A Project for Better Journalism chapter

Now ‘n’ later

I can’t decide if I should look back or look forward.

Looking back, I see how far I’ve come, how far we’ve come, and it gives me a feeling of disbelief at how much can be accomplished in just four short years. I still have the same haircut, but I am at least 3 inches taller and I have more than one hoodie (RIP freshman hoodie).

Looking back at all that has been constructed by my peers and myself makes me want to look forward, though. If a group of 14 year olds could do so much in such little time, imagine what a group of 18 year olds can do (realistically, probably way less than the 14 year olds).

Looking into the future, just 6 months from now most of our worlds will be completely different, and we’ll be different too, but we won’t know because we will feel just like the 14 year olds that walked into LHS and were greeted by the booming voice of Ms.
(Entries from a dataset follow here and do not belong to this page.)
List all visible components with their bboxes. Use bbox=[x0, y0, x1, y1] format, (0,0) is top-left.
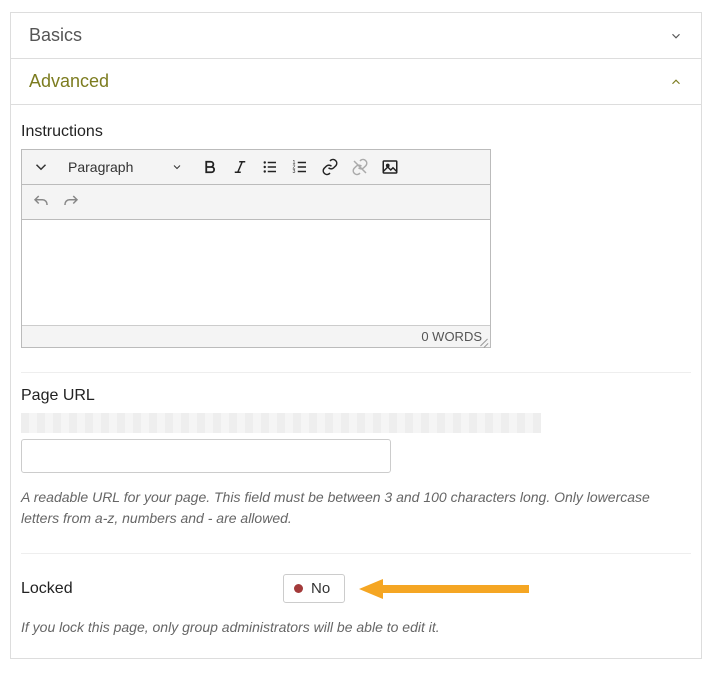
numbered-list-button[interactable]: 123 bbox=[285, 152, 315, 182]
editor-statusbar: 0 WORDS bbox=[22, 325, 490, 347]
divider bbox=[21, 372, 691, 373]
locked-toggle-label: No bbox=[311, 580, 330, 597]
accordion-basics[interactable]: Basics bbox=[11, 13, 701, 59]
link-button[interactable] bbox=[315, 152, 345, 182]
accordion-advanced-label: Advanced bbox=[29, 71, 109, 92]
chevron-down-icon bbox=[171, 161, 183, 173]
word-count-label: 0 WORDS bbox=[421, 329, 482, 344]
resize-handle[interactable] bbox=[479, 336, 489, 346]
image-button[interactable] bbox=[375, 152, 405, 182]
chevron-up-icon bbox=[669, 75, 683, 89]
redo-button[interactable] bbox=[56, 187, 86, 217]
svg-text:3: 3 bbox=[293, 169, 296, 175]
locked-field: Locked No If you lock this page, only gr… bbox=[21, 568, 691, 638]
instructions-label: Instructions bbox=[21, 123, 491, 141]
format-dropdown[interactable]: Paragraph bbox=[56, 152, 195, 182]
page-url-help: A readable URL for your page. This field… bbox=[21, 487, 691, 529]
page-url-label: Page URL bbox=[21, 387, 691, 405]
undo-button[interactable] bbox=[26, 187, 56, 217]
italic-button[interactable] bbox=[225, 152, 255, 182]
format-dropdown-label: Paragraph bbox=[68, 159, 133, 175]
instructions-field: Instructions Paragraph bbox=[21, 123, 491, 348]
bold-button[interactable] bbox=[195, 152, 225, 182]
page-url-prefix bbox=[21, 413, 541, 433]
page-url-field: Page URL A readable URL for your page. T… bbox=[21, 387, 691, 529]
editor-toolbar-row-1: Paragraph 123 bbox=[22, 150, 490, 185]
editor-toolbar-row-2 bbox=[22, 185, 490, 220]
accordion-advanced[interactable]: Advanced bbox=[11, 59, 701, 105]
toggle-dot-icon bbox=[294, 584, 303, 593]
divider bbox=[21, 553, 691, 554]
chevron-down-icon bbox=[669, 29, 683, 43]
callout-arrow-icon bbox=[359, 577, 529, 601]
locked-label: Locked bbox=[21, 580, 283, 598]
bullet-list-button[interactable] bbox=[255, 152, 285, 182]
toolbar-expand-button[interactable] bbox=[26, 152, 56, 182]
rich-text-editor: Paragraph 123 bbox=[21, 149, 491, 348]
page-url-input[interactable] bbox=[21, 439, 391, 473]
editor-textarea[interactable] bbox=[22, 220, 490, 325]
locked-toggle[interactable]: No bbox=[283, 574, 345, 603]
accordion-basics-label: Basics bbox=[29, 25, 82, 46]
advanced-panel: Instructions Paragraph bbox=[11, 105, 701, 658]
unlink-button[interactable] bbox=[345, 152, 375, 182]
locked-help: If you lock this page, only group admini… bbox=[21, 617, 691, 638]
Prestel shouting about how incredible it is to be freshmen. And that makes me want to look back again and say huh this whole “giving college the college try” thing won’t be tremendously terrible.

This back and forth, this flip flopping between way back then and way down the road seems to be unavoidable for most of us, as we like to remember the good times and hope for more of them.

Wouldn’t it be nice to combine those two concepts? If somehow, we were able to combine the fond memories of yesteryear and the delights that await us in our picture of what our future will hold, that would be the ideal situation in which to live. We are living it, though. The combination of the past and the future is the present.

The back and forth is stopped if we just decide to live in the now. That’s probably the largest thing I’ve learned at Littleton. It was one of those things I picked up without really knowing when and how I learned it. It’s been like riding a bike. Once I picked it up I’ve never forgotten how to do it. Having one eye on the future and one eye remembering the past has enabled me to decide that sometimes sleepless nights are worth it because the memories you made with people at that show one time are much more lasting than the one assignment you skipped the concert for.

Bouncing between then and later has put me in the now, and has helped me realize the present is a present and shouldn’t be taken for granted. Doing exactly what you’re supposed to be doing right now has become the most essential thing for me. I know I’ll look back on all the things I did and will hope I can say that I got the most I could out of them.

But, regardless of if you’re so tied up in the past or in the future, skipping school for concerts should always be priority number one.